Following the game, Matthew tells Byron that he is now ready to join UCLA. Byron changes his priorities, and decides to take care to all of his players; as a start he is sending Casey to play for the University of Alaska. He also offers a partnership to Zack, who accepts it, and they plan to operate the playground together in the future.

==Cast==
- Michael Warren as Byron Harper
- D. B. Sweeney as Zack Telander
- Victor Love as Truth Harrison
- Bo Kimble as Matthew Lockhart
- Richard Jordan as David Racine
- Janet Julian as Dalton Ellis
- Nigel Miguel as Casey Caldwell
- Cylk Cozart as Andre
- Terrence "Terry" Bradley as Herc
- Hakeem Olajuwon as Luther Hakim
- Rick Telander as Bartender
- Kendall Gill as Bred ball player

==Production==
The project was in development since the early 1980s when Fried acquired the rights to direct the film in 1986. Michael Jordan, after he was drafted in 1984 by the Chicago Bulls, was pursued to play the role of Matthew Lockhart.
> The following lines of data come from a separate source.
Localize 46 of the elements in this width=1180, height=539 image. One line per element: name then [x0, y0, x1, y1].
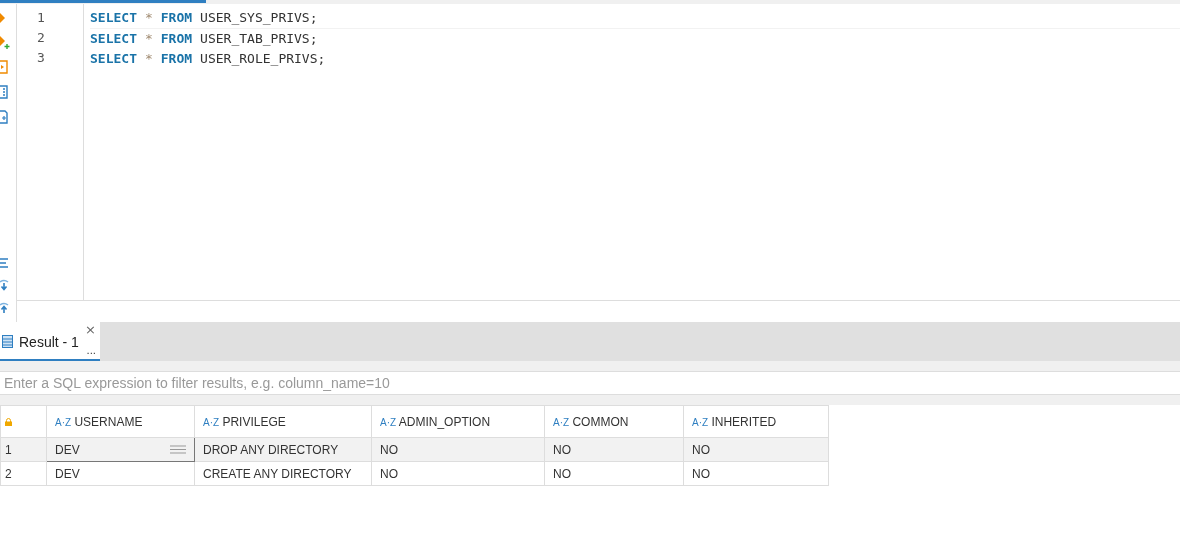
code-token: SELECT	[90, 50, 137, 68]
code-token: SELECT	[90, 9, 137, 27]
code-token: SELECT	[90, 30, 137, 48]
lock-icon	[5, 417, 12, 426]
table-cell: NO	[544, 461, 684, 486]
download-icon[interactable]	[0, 279, 9, 291]
document-icon[interactable]	[0, 85, 8, 99]
grid-icon	[2, 335, 13, 348]
table-cell: DROP ANY DIRECTORY	[194, 437, 372, 462]
table-cell: NO	[544, 437, 684, 462]
upload-icon[interactable]	[0, 302, 9, 314]
column-header[interactable]: A·Z ADMIN_OPTION	[371, 405, 545, 438]
code-token: *	[144, 50, 153, 68]
table-cell: NO	[371, 437, 545, 462]
column-header[interactable]: A·Z PRIVILEGE	[194, 405, 372, 438]
column-header[interactable]: A·Z USERNAME	[46, 405, 195, 438]
code-token: *	[144, 9, 153, 27]
code-token: FROM	[160, 30, 193, 48]
column-header[interactable]: A·Z INHERITED	[683, 405, 829, 438]
line-number: 2	[36, 29, 46, 47]
menu-icon[interactable]	[170, 445, 186, 454]
filter-field[interactable]: Enter a SQL expression to filter results, e.g. column_name=10	[0, 371, 1180, 395]
new-file-icon[interactable]	[0, 110, 8, 124]
code-token: FROM	[160, 50, 193, 68]
close-icon[interactable]: ×	[85, 322, 96, 338]
table-cell: DEV	[46, 461, 195, 486]
table-cell: NO	[683, 437, 829, 462]
table-cell: NO	[683, 461, 829, 486]
code-token: FROM	[160, 9, 193, 27]
code-token: USER_SYS_PRIVS;	[200, 9, 318, 27]
run-icon[interactable]	[0, 12, 6, 24]
run-new-tab-icon[interactable]	[0, 35, 10, 49]
more-icon[interactable]: ...	[86, 346, 96, 356]
table-cell: NO	[371, 461, 545, 486]
line-number: 3	[36, 49, 46, 67]
row-number: 1	[0, 437, 47, 462]
table-cell: CREATE ANY DIRECTORY	[194, 461, 372, 486]
row-number: 2	[0, 461, 47, 486]
code-token: USER_TAB_PRIVS;	[200, 30, 318, 48]
code-token: *	[144, 30, 153, 48]
table-cell[interactable]: DEV	[46, 437, 195, 462]
format-icon[interactable]	[0, 258, 8, 268]
script-run-icon[interactable]	[0, 60, 8, 74]
line-number: 1	[36, 9, 46, 27]
code-token: USER_ROLE_PRIVS;	[200, 50, 326, 68]
column-header[interactable]: A·Z COMMON	[544, 405, 684, 438]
But when finance basis was established for the film in 1990, and actual shooting was about to start, Jordan, who was then already an international star, withdrew from the project, and the role eventually went to Bo Kimble. In 1998 the filmmakers sued Jordan citing a breach-of-contract and seeking $16 million, claiming that Jordan's absence caused the movie's box office flop and the failure of Fried's career, who otherwise "would have been the next Steven Spielberg", according to his attorney. The jury found Jordan not liable, and awarded him $50,000 following a countersuit.
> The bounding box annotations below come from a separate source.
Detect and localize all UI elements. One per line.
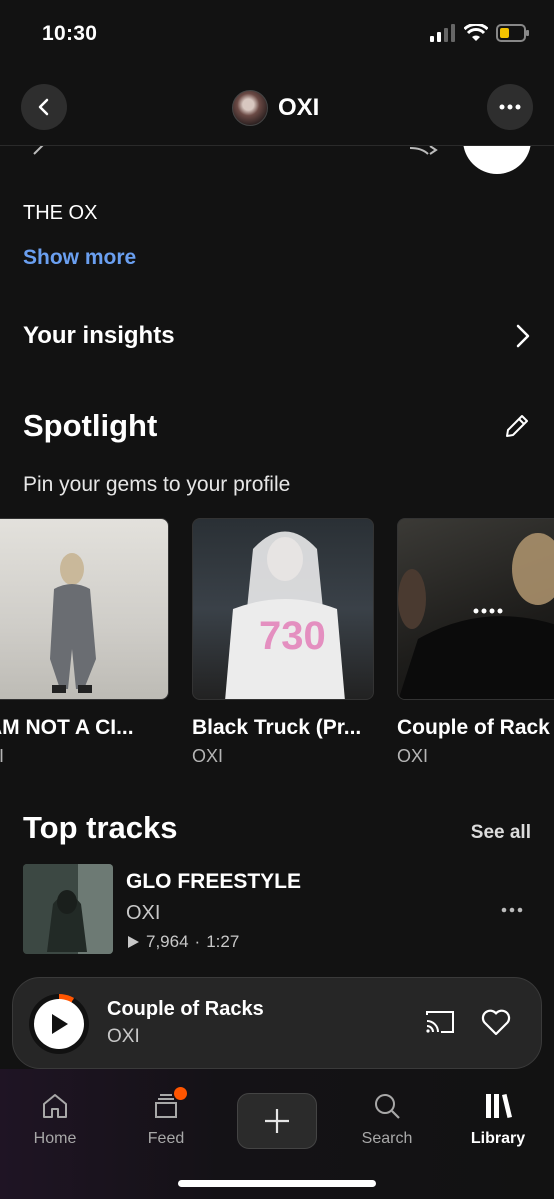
svg-text:730: 730: [259, 614, 326, 658]
search-icon: [375, 1094, 400, 1119]
mini-player-title: Couple of Racks: [107, 998, 264, 1020]
spotlight-title-text: Black Truck (Pr...: [192, 716, 362, 739]
mini-player[interactable]: Couple of Racks OXI: [12, 977, 542, 1069]
plus-icon: [265, 1109, 289, 1133]
tab-home-label: Home: [33, 1130, 77, 1147]
tab-feed[interactable]: Feed: [116, 1087, 216, 1148]
nav-title: OXI: [232, 90, 319, 126]
edit-icon[interactable]: [30, 146, 54, 156]
shuffle-icon[interactable]: [408, 146, 438, 156]
like-button[interactable]: [481, 1009, 511, 1041]
mini-play-button[interactable]: [34, 999, 84, 1049]
track-row[interactable]: GLO FREESTYLE OXI 7,964 · 1:27: [23, 864, 531, 954]
spotlight-card[interactable]: 730 Black Truck (Pr... OXI: [192, 518, 374, 767]
home-icon: [43, 1094, 67, 1118]
status-time: 10:30: [42, 22, 98, 45]
meta-separator: ·: [194, 932, 201, 951]
play-count-icon: [128, 936, 139, 948]
show-more-link[interactable]: Show more: [23, 246, 136, 270]
artwork-figure: [50, 553, 96, 693]
spotlight-card[interactable]: Couple of Rack OXI: [397, 518, 554, 767]
tab-library[interactable]: Library: [448, 1091, 548, 1148]
spotlight-card[interactable]: AM NOT A CI... XI: [0, 518, 169, 767]
scrolled-controls: [0, 146, 554, 178]
signal-icon: [430, 24, 455, 42]
see-all-link[interactable]: See all: [471, 822, 531, 844]
spotlight-artist-text: OXI: [192, 746, 224, 766]
play-all-button[interactable]: [463, 146, 531, 174]
tab-home[interactable]: Home: [5, 1091, 105, 1148]
status-icons: [430, 24, 530, 42]
battery-icon: [496, 24, 529, 42]
spotlight-artist-text: OXI: [397, 746, 429, 766]
home-indicator: [178, 1180, 376, 1187]
more-options-button[interactable]: [487, 84, 533, 130]
track-meta: 7,964 · 1:27: [126, 932, 239, 952]
spotlight-artwork: [0, 518, 169, 700]
back-button[interactable]: [21, 84, 67, 130]
spotlight-artwork: [397, 518, 554, 700]
track-artwork-figure: [23, 864, 113, 954]
track-title: GLO FREESTYLE: [126, 870, 302, 893]
top-tracks-header: Top tracks See all: [23, 810, 531, 846]
library-icon: [486, 1094, 512, 1118]
spotlight-title-text: Couple of Rack: [397, 716, 550, 739]
artwork-figure: 730: [225, 531, 345, 699]
mini-player-progress: [29, 994, 89, 1054]
spotlight-subtitle: Pin your gems to your profile: [23, 473, 291, 496]
spotlight-artist-text: XI: [0, 746, 5, 766]
more-icon: [501, 907, 523, 913]
insights-label: Your insights: [23, 322, 175, 349]
profile-name: OXI: [278, 94, 320, 121]
artwork-figure: [398, 533, 554, 699]
spotlight-title: Spotlight: [23, 408, 158, 443]
play-count: 7,964: [146, 932, 189, 951]
tab-library-label: Library: [470, 1130, 526, 1147]
track-more-button[interactable]: [501, 900, 523, 918]
feed-notification-dot: [174, 1087, 187, 1100]
tab-search[interactable]: Search: [337, 1091, 437, 1148]
tab-feed-label: Feed: [147, 1130, 185, 1147]
track-artwork: [23, 864, 113, 954]
play-icon: [52, 1014, 68, 1034]
create-button[interactable]: [237, 1093, 317, 1149]
spotlight-title-text: AM NOT A CI...: [0, 716, 134, 739]
track-duration: 1:27: [206, 932, 240, 951]
mini-player-artist: OXI: [107, 1026, 140, 1047]
track-artist: OXI: [126, 902, 161, 924]
spotlight-artwork: 730: [192, 518, 374, 700]
chevron-right-icon: [516, 324, 530, 348]
tab-bar: Home Feed Search Library: [0, 1069, 554, 1199]
spotlight-header: Spotlight: [23, 408, 531, 444]
wifi-icon: [464, 24, 488, 41]
more-icon: [499, 104, 521, 110]
cast-icon: [426, 1011, 454, 1033]
cast-button[interactable]: [425, 1009, 455, 1040]
insights-row[interactable]: Your insights: [23, 318, 531, 354]
pencil-icon[interactable]: [503, 412, 531, 440]
status-bar: 10:30: [0, 0, 554, 70]
heart-icon: [481, 1009, 511, 1036]
avatar: [232, 90, 268, 126]
top-tracks-title: Top tracks: [23, 810, 178, 845]
tab-search-label: Search: [361, 1130, 413, 1147]
profile-bio: THE OX: [23, 202, 98, 224]
back-icon: [38, 98, 49, 116]
top-nav: OXI: [0, 70, 554, 146]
Although Jordan himself did not participate in the movie, his long time body double Nigel Miguel did appear in the role of Casey Caldwell. Terry Bradley, who portrayed Herc, was a former Chicago State basketball player, who was drafted by the Chicago Bulls in 1983, one year before Jordan, but he had never played in the NBA.
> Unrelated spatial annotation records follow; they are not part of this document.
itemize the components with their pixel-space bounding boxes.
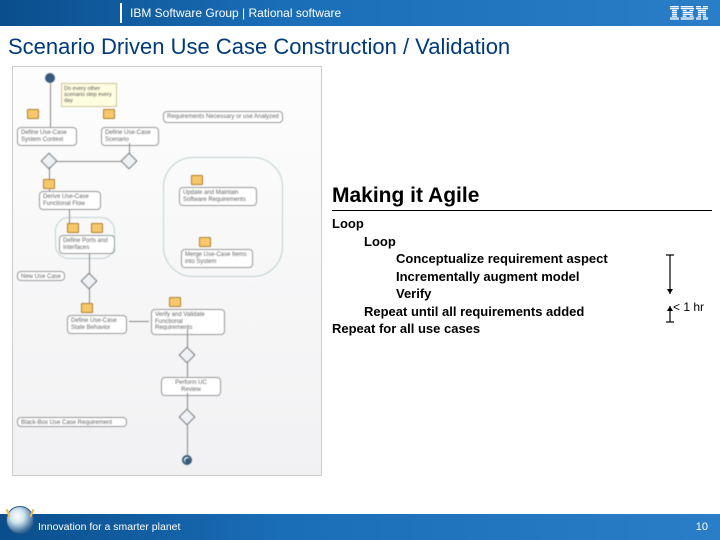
decision-node	[121, 153, 138, 170]
agile-line: Loop	[332, 233, 712, 251]
diagram-label: New Use Case	[17, 271, 65, 281]
smarter-planet-icon	[6, 506, 34, 534]
diagram-label: Black-Box Use Case Requirement	[17, 417, 127, 427]
page-number: 10	[696, 521, 708, 533]
agile-line: Repeat for all use cases	[332, 320, 712, 338]
connector	[187, 425, 188, 455]
agile-line: Verify	[332, 285, 712, 303]
diagram-box: Perform UC Review	[161, 377, 221, 396]
agile-lines: Loop Loop Conceptualize requirement aspe…	[332, 215, 712, 338]
diagram-label: Requirements Necessary or use Analyzed	[163, 111, 283, 123]
connector	[187, 393, 188, 409]
folder-icon	[27, 109, 39, 119]
agile-line: Repeat until all requirements added	[332, 303, 712, 321]
agile-rule	[332, 210, 712, 211]
connector	[129, 321, 149, 322]
agile-line: Conceptualize requirement aspect	[332, 250, 712, 268]
connector	[187, 329, 188, 347]
diagram-box: Define Use-Case System Context	[17, 127, 77, 146]
header-divider	[120, 3, 122, 23]
header-group-text: IBM Software Group | Rational software	[130, 6, 341, 20]
agile-heading: Making it Agile	[332, 184, 712, 208]
content-area: Do every other scenario step every day R…	[0, 66, 720, 516]
ibm-logo	[670, 6, 708, 20]
duration-label: < 1 hr	[673, 300, 704, 314]
diagram-box: Derive Use-Case Functional Flow	[39, 191, 101, 210]
slide-title: Scenario Driven Use Case Construction / …	[0, 26, 720, 66]
diagram-box: Define Use-Case Scenario	[101, 127, 159, 146]
folder-icon	[81, 303, 93, 313]
folder-icon	[103, 109, 115, 119]
footer-tagline: Innovation for a smarter planet	[38, 521, 180, 533]
agile-line: Loop	[332, 215, 712, 233]
connector	[57, 161, 121, 162]
decision-node	[81, 273, 98, 290]
connector	[187, 363, 188, 377]
diagram-box: Verify and Validate Functional Requireme…	[151, 309, 225, 335]
decision-node	[179, 409, 196, 426]
header-left: IBM Software Group | Rational software	[0, 3, 341, 23]
diagram-box: Define Use-Case State Behavior	[67, 315, 127, 334]
group-outline	[55, 217, 115, 259]
footer-bar: Innovation for a smarter planet 10	[0, 514, 720, 540]
connector	[50, 83, 51, 127]
folder-icon	[169, 297, 181, 307]
agile-line: Incrementally augment model	[332, 268, 712, 286]
diagram-note: Do every other scenario step every day	[61, 83, 117, 107]
header-bar: IBM Software Group | Rational software	[0, 0, 720, 26]
decision-node	[179, 347, 196, 364]
agile-panel: Making it Agile Loop Loop Conceptualize …	[332, 184, 712, 338]
start-node	[45, 73, 55, 83]
folder-icon	[43, 179, 55, 189]
group-outline	[163, 157, 283, 277]
workflow-diagram: Do every other scenario step every day R…	[12, 66, 322, 476]
end-node	[185, 458, 191, 464]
The song TOO GOOD which was written and produced by Cydney Wayne Davis and Lloyd Tolbert and recorded by the vocal trio, Babydoll, was also featured in several scenes in the film and included in the soundtrack.

== Reception ==
The film was reviewed by the Chicago Tribune and Roger Ebert, the latter wrote that "the movie meanders and loses its way, drags to a halt when it should be most exciting, and goes through strange shifts in tone and style."